Губ касается горячий шоколад, один пар от которого заставляет поморщиться — в резком перепаде температур тоже мало приятного. Но, если перетерпеть, то станет немного легче.

Первый глоток охлаждается ещё во рту, второй и третий прокатываются по горлу еле тёплыми, но четвёртый, пятый, шестой медленно отогревают грудь, а под конец крупной чашки он чувствует приятное тепло в животе. Разумеется, надолго оно не сохранится, но даже эти минуты он планировал смаковать до последнего.

Только приоткрыв глаза он видит радостный трепет в глазах Агеро. Верно. Ему бы стоило сейчас скинуть накидку и застыть в воздухе, говоря о чём-то полезном. Ему бы стоило выдумать отговорку, почему он вообще позволил себя нежить, почему так тянется сейчас к теплу. Стоило вести себя бодро, не показывая усталости.

Но отчёты прочитает от силы два человека, которые скрепят их друг с другом и отправят в архив. Никому не нужные, треклятые отчёты, из-за которых он забыл, когда в последний раз спал. А Агеро заботится. И заботу эту очень, очень хотелось принять.

***

Агеро задерживает дыхание, когда Баам открывает глаза. Не уходит. Сам ластится — положил уже голову обратно на плечо. Уходить и не собирается — тонкая ладонь выскользнула, но лишь для того, чтобы придержать сползающий край накидки. Вот-вот снова глаза прикроет, а то и заснёт. Вот так, без долгих попыток заставить его забыть о сне и утомить, и лишь затем любоваться засыпающим рядом.

Баам даже не вздрагивает, когда он запускает руку между полами, гладя всё ещё ужасно холодные бока. Когда Агеро замирает, тот лишь устраивается удобнее и расслабляется, словно не видя в этом ничего необычного. Словно не должен был сейчас начать ворчать или мягко остановить его.
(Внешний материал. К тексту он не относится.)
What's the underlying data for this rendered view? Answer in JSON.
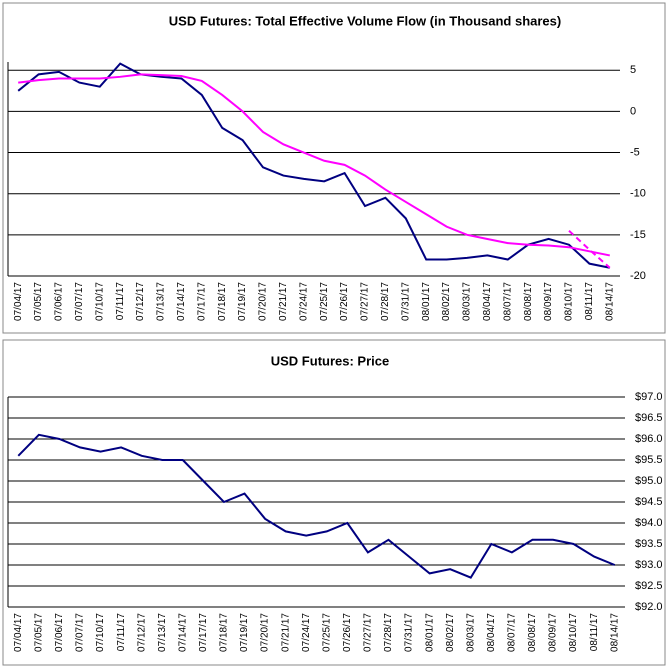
{
  "chart_data": [
    {
      "type": "line",
      "title": "USD Futures: Total Effective Volume Flow (in Thousand shares)",
      "categories": [
        "07/04/17",
        "07/05/17",
        "07/06/17",
        "07/07/17",
        "07/10/17",
        "07/11/17",
        "07/12/17",
        "07/13/17",
        "07/14/17",
        "07/17/17",
        "07/18/17",
        "07/19/17",
        "07/20/17",
        "07/21/17",
        "07/24/17",
        "07/25/17",
        "07/26/17",
        "07/27/17",
        "07/28/17",
        "07/31/17",
        "08/01/17",
        "08/02/17",
        "08/03/17",
        "08/04/17",
        "08/07/17",
        "08/08/17",
        "08/09/17",
        "08/10/17",
        "08/11/17",
        "08/14/17"
      ],
      "series": [
        {
          "color": "#000080",
          "values": [
            2.5,
            4.5,
            4.8,
            3.5,
            3,
            5.8,
            4.5,
            4.2,
            4,
            2,
            -2,
            -3.5,
            -6.8,
            -7.8,
            -8.2,
            -8.5,
            -7.5,
            -11.5,
            -10.5,
            -13,
            -18,
            -18,
            -17.8,
            -17.5,
            -18,
            -16.2,
            -15.5,
            -16.2,
            -18.5,
            -19
          ]
        },
        {
          "color": "#ff00ff",
          "values": [
            3.5,
            3.8,
            4,
            4,
            4,
            4.2,
            4.5,
            4.4,
            4.3,
            3.7,
            2,
            0,
            -2.5,
            -4,
            -5,
            -6,
            -6.5,
            -7.8,
            -9.5,
            -11,
            -12.5,
            -14,
            -15,
            -15.5,
            -16,
            -16.2,
            -16.3,
            -16.5,
            -17,
            -17.5
          ]
        },
        {
          "color": "#ff00ff",
          "linestyle": "dashed",
          "values": [
            null,
            null,
            null,
            null,
            null,
            null,
            null,
            null,
            null,
            null,
            null,
            null,
            null,
            null,
            null,
            null,
            null,
            null,
            null,
            null,
            null,
            null,
            null,
            null,
            null,
            null,
            null,
            -14.5,
            -16.8,
            -19
          ]
        }
      ],
      "ylim": [
        -20,
        6
      ],
      "yticks": [
        -20,
        -15,
        -10,
        -5,
        0,
        5
      ],
      "grid": true,
      "y_axis_side": "right"
    },
    {
      "type": "line",
      "title": "USD Futures: Price",
      "categories": [
        "07/04/17",
        "07/05/17",
        "07/06/17",
        "07/07/17",
        "07/10/17",
        "07/11/17",
        "07/12/17",
        "07/13/17",
        "07/14/17",
        "07/17/17",
        "07/18/17",
        "07/19/17",
        "07/20/17",
        "07/21/17",
        "07/24/17",
        "07/25/17",
        "07/26/17",
        "07/27/17",
        "07/28/17",
        "07/31/17",
        "08/01/17",
        "08/02/17",
        "08/03/17",
        "08/04/17",
        "08/07/17",
        "08/08/17",
        "08/09/17",
        "08/10/17",
        "08/11/17",
        "08/14/17"
      ],
      "series": [
        {
          "color": "#000080",
          "values": [
            95.6,
            96.1,
            96.0,
            95.8,
            95.7,
            95.8,
            95.6,
            95.5,
            95.5,
            95.0,
            94.5,
            94.7,
            94.1,
            93.8,
            93.7,
            93.8,
            94.0,
            93.3,
            93.6,
            93.2,
            92.8,
            92.9,
            92.7,
            93.5,
            93.3,
            93.6,
            93.6,
            93.5,
            93.2,
            93.0
          ]
        }
      ],
      "ylim": [
        92,
        97
      ],
      "yticks": [
        {
          "value": 92,
          "label": "$92.0"
        },
        {
          "value": 92.5,
          "label": "$92.5"
        },
        {
          "value": 93,
          "label": "$93.0"
        },
        {
          "value": 93.5,
          "label": "$93.5"
        },
        {
          "value": 94,
          "label": "$94.0"
        },
        {
          "value": 94.5,
          "label": "$94.5"
        },
        {
          "value": 95,
          "label": "$95.0"
        },
        {
          "value": 95.5,
          "label": "$95.5"
        },
        {
          "value": 96,
          "label": "$96.0"
        },
        {
          "value": 96.5,
          "label": "$96.5"
        },
        {
          "value": 97,
          "label": "$97.0"
        }
      ],
      "grid": true,
      "y_axis_side": "right"
    }
  ]
}
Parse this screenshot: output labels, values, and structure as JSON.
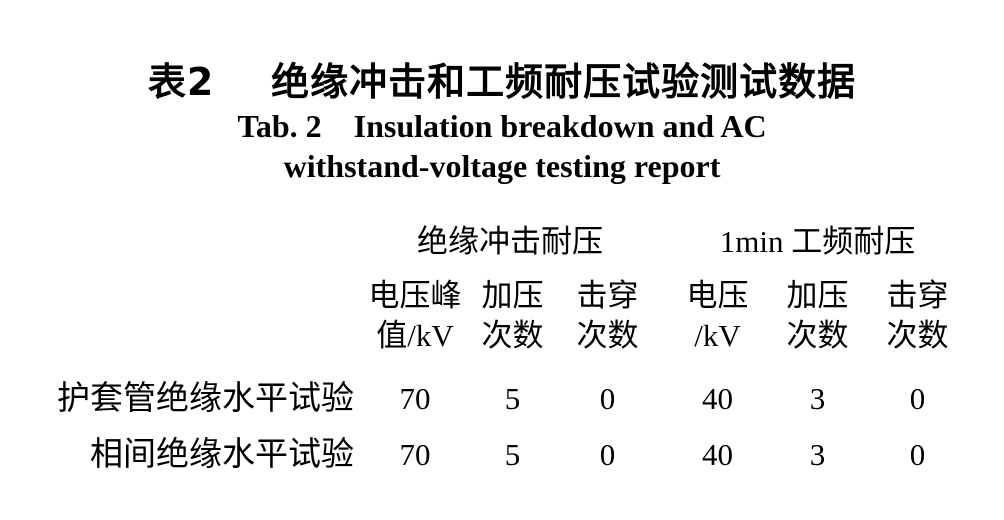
{
  "caption": {
    "zh": "表2    绝缘冲击和工频耐压试验测试数据",
    "en_line1": "Tab. 2    Insulation breakdown and AC",
    "en_line2": "withstand-voltage testing report"
  },
  "table": {
    "group_headers": [
      {
        "label": "绝缘冲击耐压"
      },
      {
        "label": "1min 工频耐压"
      }
    ],
    "column_headers": [
      {
        "line1": "电压峰",
        "line2": "值/kV"
      },
      {
        "line1": "加压",
        "line2": "次数"
      },
      {
        "line1": "击穿",
        "line2": "次数"
      },
      {
        "line1": "电压",
        "line2": "/kV"
      },
      {
        "line1": "加压",
        "line2": "次数"
      },
      {
        "line1": "击穿",
        "line2": "次数"
      }
    ],
    "rows": [
      {
        "label": "护套管绝缘水平试验",
        "values": [
          "70",
          "5",
          "0",
          "40",
          "3",
          "0"
        ]
      },
      {
        "label": "相间绝缘水平试验",
        "values": [
          "70",
          "5",
          "0",
          "40",
          "3",
          "0"
        ]
      }
    ]
  },
  "colors": {
    "text": "#000000",
    "background": "#ffffff"
  }
}
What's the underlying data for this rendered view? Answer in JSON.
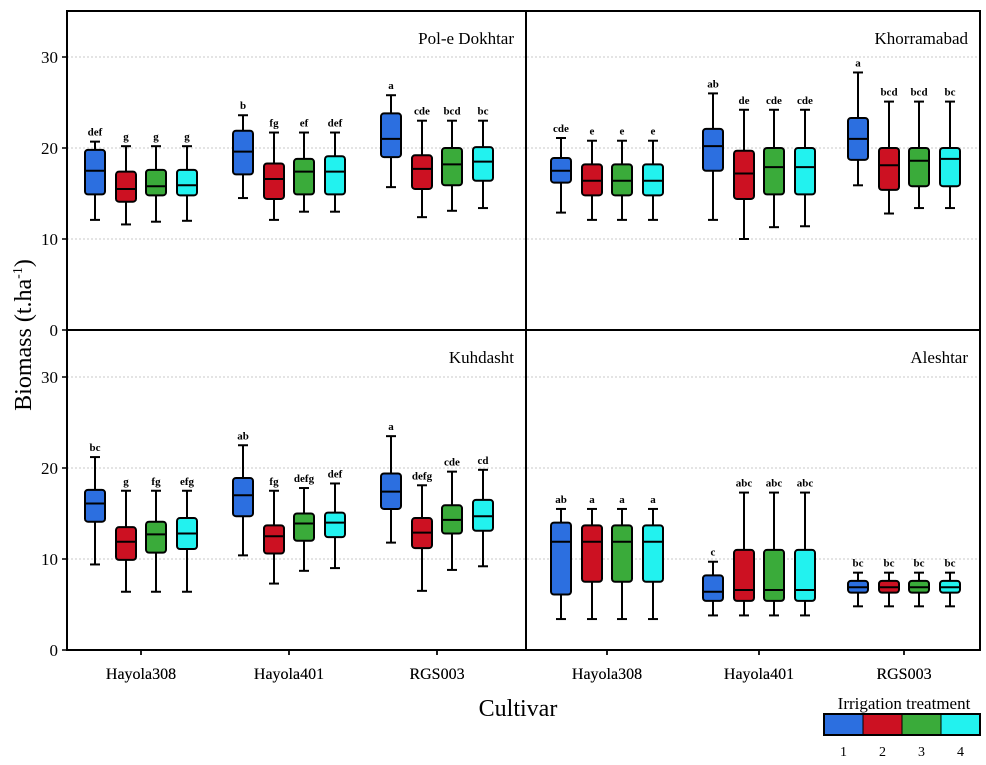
{
  "colors": {
    "t1": "#2c6fe0",
    "t2": "#cc1122",
    "t3": "#3aab3a",
    "t4": "#22f2ef",
    "grid": "#c8c8c8",
    "axis": "#000000"
  },
  "chart_data": {
    "type": "box",
    "xlabel": "Cultivar",
    "ylabel_main": "Biomass (t.ha",
    "ylabel_sup": "-1",
    "ylabel_end": ")",
    "ylim": [
      0,
      35
    ],
    "yticks": [
      0,
      10,
      20,
      30
    ],
    "grid": "horizontal dotted at 10, 20, 30",
    "categories": [
      "Hayola308",
      "Hayola401",
      "RGS003"
    ],
    "legend": {
      "title": "Irrigation treatment",
      "labels": [
        "1",
        "2",
        "3",
        "4"
      ],
      "placement": "bottom-right"
    },
    "panels": [
      {
        "title": "Pol-e Dokhtar",
        "groups": [
          {
            "cultivar": "Hayola308",
            "boxes": [
              {
                "t": 1,
                "min": 12.1,
                "q1": 14.9,
                "med": 17.5,
                "q3": 19.8,
                "max": 20.7,
                "letter": "def"
              },
              {
                "t": 2,
                "min": 11.6,
                "q1": 14.1,
                "med": 15.5,
                "q3": 17.4,
                "max": 20.2,
                "letter": "g"
              },
              {
                "t": 3,
                "min": 11.9,
                "q1": 14.8,
                "med": 15.8,
                "q3": 17.6,
                "max": 20.2,
                "letter": "g"
              },
              {
                "t": 4,
                "min": 12.0,
                "q1": 14.8,
                "med": 15.9,
                "q3": 17.6,
                "max": 20.2,
                "letter": "g"
              }
            ]
          },
          {
            "cultivar": "Hayola401",
            "boxes": [
              {
                "t": 1,
                "min": 14.5,
                "q1": 17.1,
                "med": 19.6,
                "q3": 21.9,
                "max": 23.6,
                "letter": "b"
              },
              {
                "t": 2,
                "min": 12.1,
                "q1": 14.4,
                "med": 16.6,
                "q3": 18.3,
                "max": 21.7,
                "letter": "fg"
              },
              {
                "t": 3,
                "min": 13.0,
                "q1": 14.9,
                "med": 17.4,
                "q3": 18.8,
                "max": 21.7,
                "letter": "ef"
              },
              {
                "t": 4,
                "min": 13.0,
                "q1": 14.9,
                "med": 17.4,
                "q3": 19.1,
                "max": 21.7,
                "letter": "def"
              }
            ]
          },
          {
            "cultivar": "RGS003",
            "boxes": [
              {
                "t": 1,
                "min": 15.7,
                "q1": 19.0,
                "med": 21.0,
                "q3": 23.8,
                "max": 25.8,
                "letter": "a"
              },
              {
                "t": 2,
                "min": 12.4,
                "q1": 15.5,
                "med": 17.7,
                "q3": 19.2,
                "max": 23.0,
                "letter": "cde"
              },
              {
                "t": 3,
                "min": 13.1,
                "q1": 15.9,
                "med": 18.2,
                "q3": 20.0,
                "max": 23.0,
                "letter": "bcd"
              },
              {
                "t": 4,
                "min": 13.4,
                "q1": 16.4,
                "med": 18.5,
                "q3": 20.1,
                "max": 23.0,
                "letter": "bc"
              }
            ]
          }
        ]
      },
      {
        "title": "Khorramabad",
        "groups": [
          {
            "cultivar": "Hayola308",
            "boxes": [
              {
                "t": 1,
                "min": 12.9,
                "q1": 16.2,
                "med": 17.5,
                "q3": 18.9,
                "max": 21.1,
                "letter": "cde"
              },
              {
                "t": 2,
                "min": 12.1,
                "q1": 14.8,
                "med": 16.4,
                "q3": 18.2,
                "max": 20.8,
                "letter": "e"
              },
              {
                "t": 3,
                "min": 12.1,
                "q1": 14.8,
                "med": 16.4,
                "q3": 18.2,
                "max": 20.8,
                "letter": "e"
              },
              {
                "t": 4,
                "min": 12.1,
                "q1": 14.8,
                "med": 16.4,
                "q3": 18.2,
                "max": 20.8,
                "letter": "e"
              }
            ]
          },
          {
            "cultivar": "Hayola401",
            "boxes": [
              {
                "t": 1,
                "min": 12.1,
                "q1": 17.5,
                "med": 20.2,
                "q3": 22.1,
                "max": 26.0,
                "letter": "ab"
              },
              {
                "t": 2,
                "min": 10.0,
                "q1": 14.4,
                "med": 17.2,
                "q3": 19.7,
                "max": 24.2,
                "letter": "de"
              },
              {
                "t": 3,
                "min": 11.3,
                "q1": 14.9,
                "med": 17.9,
                "q3": 20.0,
                "max": 24.2,
                "letter": "cde"
              },
              {
                "t": 4,
                "min": 11.4,
                "q1": 14.9,
                "med": 17.9,
                "q3": 20.0,
                "max": 24.2,
                "letter": "cde"
              }
            ]
          },
          {
            "cultivar": "RGS003",
            "boxes": [
              {
                "t": 1,
                "min": 15.9,
                "q1": 18.7,
                "med": 21.0,
                "q3": 23.3,
                "max": 28.3,
                "letter": "a"
              },
              {
                "t": 2,
                "min": 12.8,
                "q1": 15.4,
                "med": 18.1,
                "q3": 20.0,
                "max": 25.1,
                "letter": "bcd"
              },
              {
                "t": 3,
                "min": 13.4,
                "q1": 15.8,
                "med": 18.6,
                "q3": 20.0,
                "max": 25.1,
                "letter": "bcd"
              },
              {
                "t": 4,
                "min": 13.4,
                "q1": 15.8,
                "med": 18.8,
                "q3": 20.0,
                "max": 25.1,
                "letter": "bc"
              }
            ]
          }
        ]
      },
      {
        "title": "Kuhdasht",
        "groups": [
          {
            "cultivar": "Hayola308",
            "boxes": [
              {
                "t": 1,
                "min": 9.4,
                "q1": 14.1,
                "med": 16.1,
                "q3": 17.6,
                "max": 21.2,
                "letter": "bc"
              },
              {
                "t": 2,
                "min": 6.4,
                "q1": 9.9,
                "med": 11.9,
                "q3": 13.5,
                "max": 17.5,
                "letter": "g"
              },
              {
                "t": 3,
                "min": 6.4,
                "q1": 10.7,
                "med": 12.7,
                "q3": 14.1,
                "max": 17.5,
                "letter": "fg"
              },
              {
                "t": 4,
                "min": 6.4,
                "q1": 11.1,
                "med": 12.8,
                "q3": 14.5,
                "max": 17.5,
                "letter": "efg"
              }
            ]
          },
          {
            "cultivar": "Hayola401",
            "boxes": [
              {
                "t": 1,
                "min": 10.4,
                "q1": 14.7,
                "med": 17.0,
                "q3": 18.9,
                "max": 22.5,
                "letter": "ab"
              },
              {
                "t": 2,
                "min": 7.3,
                "q1": 10.6,
                "med": 12.5,
                "q3": 13.7,
                "max": 17.5,
                "letter": "fg"
              },
              {
                "t": 3,
                "min": 8.7,
                "q1": 12.0,
                "med": 13.9,
                "q3": 15.0,
                "max": 17.8,
                "letter": "defg"
              },
              {
                "t": 4,
                "min": 9.0,
                "q1": 12.4,
                "med": 14.0,
                "q3": 15.1,
                "max": 18.3,
                "letter": "def"
              }
            ]
          },
          {
            "cultivar": "RGS003",
            "boxes": [
              {
                "t": 1,
                "min": 11.8,
                "q1": 15.5,
                "med": 17.4,
                "q3": 19.4,
                "max": 23.5,
                "letter": "a"
              },
              {
                "t": 2,
                "min": 6.5,
                "q1": 11.2,
                "med": 12.9,
                "q3": 14.5,
                "max": 18.1,
                "letter": "defg"
              },
              {
                "t": 3,
                "min": 8.8,
                "q1": 12.8,
                "med": 14.3,
                "q3": 15.9,
                "max": 19.6,
                "letter": "cde"
              },
              {
                "t": 4,
                "min": 9.2,
                "q1": 13.1,
                "med": 14.7,
                "q3": 16.5,
                "max": 19.8,
                "letter": "cd"
              }
            ]
          }
        ]
      },
      {
        "title": "Aleshtar",
        "groups": [
          {
            "cultivar": "Hayola308",
            "boxes": [
              {
                "t": 1,
                "min": 3.4,
                "q1": 6.1,
                "med": 11.9,
                "q3": 14.0,
                "max": 15.5,
                "letter": "ab"
              },
              {
                "t": 2,
                "min": 3.4,
                "q1": 7.5,
                "med": 11.9,
                "q3": 13.7,
                "max": 15.5,
                "letter": "a"
              },
              {
                "t": 3,
                "min": 3.4,
                "q1": 7.5,
                "med": 11.9,
                "q3": 13.7,
                "max": 15.5,
                "letter": "a"
              },
              {
                "t": 4,
                "min": 3.4,
                "q1": 7.5,
                "med": 11.9,
                "q3": 13.7,
                "max": 15.5,
                "letter": "a"
              }
            ]
          },
          {
            "cultivar": "Hayola401",
            "boxes": [
              {
                "t": 1,
                "min": 3.8,
                "q1": 5.4,
                "med": 6.4,
                "q3": 8.2,
                "max": 9.7,
                "letter": "c"
              },
              {
                "t": 2,
                "min": 3.8,
                "q1": 5.4,
                "med": 6.6,
                "q3": 11.0,
                "max": 17.3,
                "letter": "abc"
              },
              {
                "t": 3,
                "min": 3.8,
                "q1": 5.4,
                "med": 6.6,
                "q3": 11.0,
                "max": 17.3,
                "letter": "abc"
              },
              {
                "t": 4,
                "min": 3.8,
                "q1": 5.4,
                "med": 6.6,
                "q3": 11.0,
                "max": 17.3,
                "letter": "abc"
              }
            ]
          },
          {
            "cultivar": "RGS003",
            "boxes": [
              {
                "t": 1,
                "min": 4.8,
                "q1": 6.3,
                "med": 6.9,
                "q3": 7.6,
                "max": 8.5,
                "letter": "bc"
              },
              {
                "t": 2,
                "min": 4.8,
                "q1": 6.3,
                "med": 6.9,
                "q3": 7.6,
                "max": 8.5,
                "letter": "bc"
              },
              {
                "t": 3,
                "min": 4.8,
                "q1": 6.3,
                "med": 6.9,
                "q3": 7.6,
                "max": 8.5,
                "letter": "bc"
              },
              {
                "t": 4,
                "min": 4.8,
                "q1": 6.3,
                "med": 6.9,
                "q3": 7.6,
                "max": 8.5,
                "letter": "bc"
              }
            ]
          }
        ]
      }
    ]
  }
}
Он запускает руку глубже, гладя ледяную спину, Баам тихо вздыхает. Плечо расслабляется, когда он сжимает его и мягко массирует. Переместив руку на грудь можно с удивлением почувствовать уверенное сердцебиение под холодной кожей. Переместив ниже — немного тёплый участок и расслабленный живот.

Баам наслаждается его прикосновениями, расслабляясь лишь сильнее, когда он начинает расстёгивать пуговицы рубашки. Расслабляясь лишь сильнее, когда он расстёгивает штаны, стягивая ещё одни под ними. Расслабляясь лишь сильнее от того, как он выводит узоры на чужом животе кончиками пальцев.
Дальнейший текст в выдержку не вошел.